How Bluetooth Mesh works
An important component of the Bluetooth protocol is its Generic Access Profile, or GAP, which controls how Bluetooth devices scan, broadcast, and connect to their peers. Until Bluetooth Mesh, GAP had a typical parent-child network relationship, where the parent did all the routing, and the child performed its allotted task. That’s what happens when you connect a Bluetooth keyboard to your tablet, for example.
Bluetooth mesh will work hand-in-hand with Wi-Fi, with the latter continuing to serve high-bandwidth needs.
Starting with Bluetooth 4.1, GAP broadened its networking abilities. Bluetooth devices gained the ability to play the roles of both parent and child, giving all devices the ability to connect and broadcast to any peer directly. This worked with all devices in their transmission range, as well as devices out of range. The ability to connect directly or indirectly with any number of mesh-capable devices allows for the construction of elaborate mesh networks consisting of many devices over several miles. If every device in the network is within broadcast range of at least one other device, the mesh network can cover potentially unlimited distances.

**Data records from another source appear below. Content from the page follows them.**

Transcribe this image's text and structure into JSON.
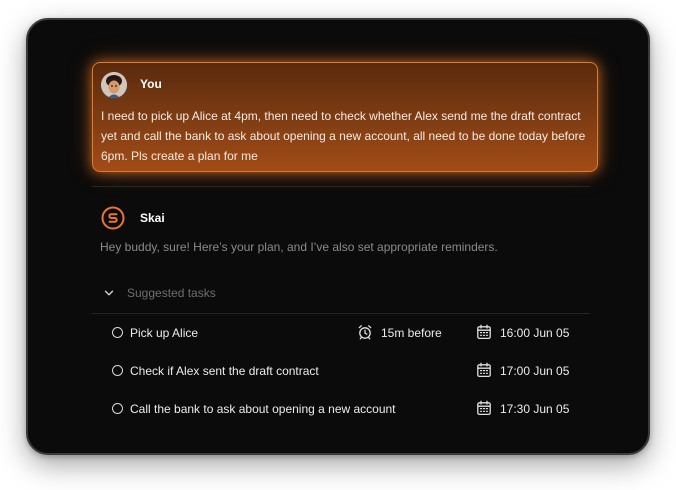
{
  "chat": {
    "user": {
      "name": "You",
      "message": "I need to pick up Alice at 4pm, then need to check whether Alex send me the draft contract yet and call the bank to ask about opening a new account, all need to be done today before 6pm. Pls create a plan for me"
    },
    "assistant": {
      "name": "Skai",
      "message": "Hey buddy, sure! Here’s your plan, and I’ve also set appropriate reminders."
    }
  },
  "suggested": {
    "label": "Suggested tasks",
    "tasks": [
      {
        "label": "Pick up Alice",
        "reminder": "15m before",
        "due": "16:00 Jun 05"
      },
      {
        "label": "Check if Alex sent the draft contract",
        "reminder": "",
        "due": "17:00 Jun 05"
      },
      {
        "label": "Call the bank to ask about opening a new account",
        "reminder": "",
        "due": "17:30 Jun 05"
      }
    ]
  },
  "colors": {
    "accent": "#e8762c",
    "background": "#0b0b0b",
    "muted_text": "#8a8a8a"
  },
  "icons": {
    "avatar": "user-avatar",
    "assistant_logo": "skai-logo-icon",
    "chevron": "chevron-down-icon",
    "task_check": "circle-checkbox-icon",
    "reminder": "alarm-clock-icon",
    "due": "calendar-icon"
  }
}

The lower power requirements and small size of individual Bluetooth devices in the mesh makes it possible to tuck them away in other devices. For example, they could piggyback on lighting systems.

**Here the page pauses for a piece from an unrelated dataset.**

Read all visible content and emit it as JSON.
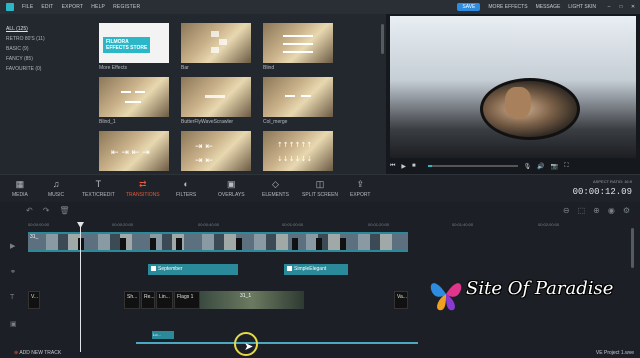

“Within the building automation market, there is a growing focus on connected lighting and the role it can play as a platform for providing automation services throughout a facility,” said Szymon Slupik, President and CTO of Silvair, a company that builds Bluetooth Mesh lighting components (including mesh lightbulbs). “A smart lighting platform built on top of Bluetooth mesh networking can also support asset tracking, point of interest, and way-finding services.”
Bluetooth Mesh networks are not only low-power, but they’re also low-bandwidth. That might sound like a problem, but it’s not. A Bluetooth Mesh network is aimed to move data that maintains connectivity or sends commands. Sending a “turn off” or “turn on” command doesn’t require much bandwidth. That’s why Mesh isn’t being pitched as a full Wi-Fi replacement. It’s similar from a distance, but on close inspection, it fits a different niche.
When it comes to home-mesh networking, though, Bluetooth is not the only game in town, and for some applications there are probably better fits. Linksys, for example, has released its own mesh networking products for high-speed data transfers based on Wi-Fi. Why?
According to Justin Doucette, Senior Director of Product Management at Linksys, “If you are paying for 100 Mbps from your Internet service provider, then you want to get all that speed in every corner of your house.” This means Mesh will work hand-in-hand with Wi-Fi, with the latter continuing to serve high-bandwidth needs.
A world with or without Mesh networks
Often, protocols and their subsequent solutions have a potential to change the world, or at least parts of it. And while there’s no way to predict that Bluetooth Mesh will have as big an influence as we suspect, it seems that this new protocol has far-reaching potential.
Bluetooth is already a vastly deployed, trusted protocol, with a lot of goodwill behind it. If all goes well, and it works as it is said to, we’re in for a drastic change in network technology, and what it can do.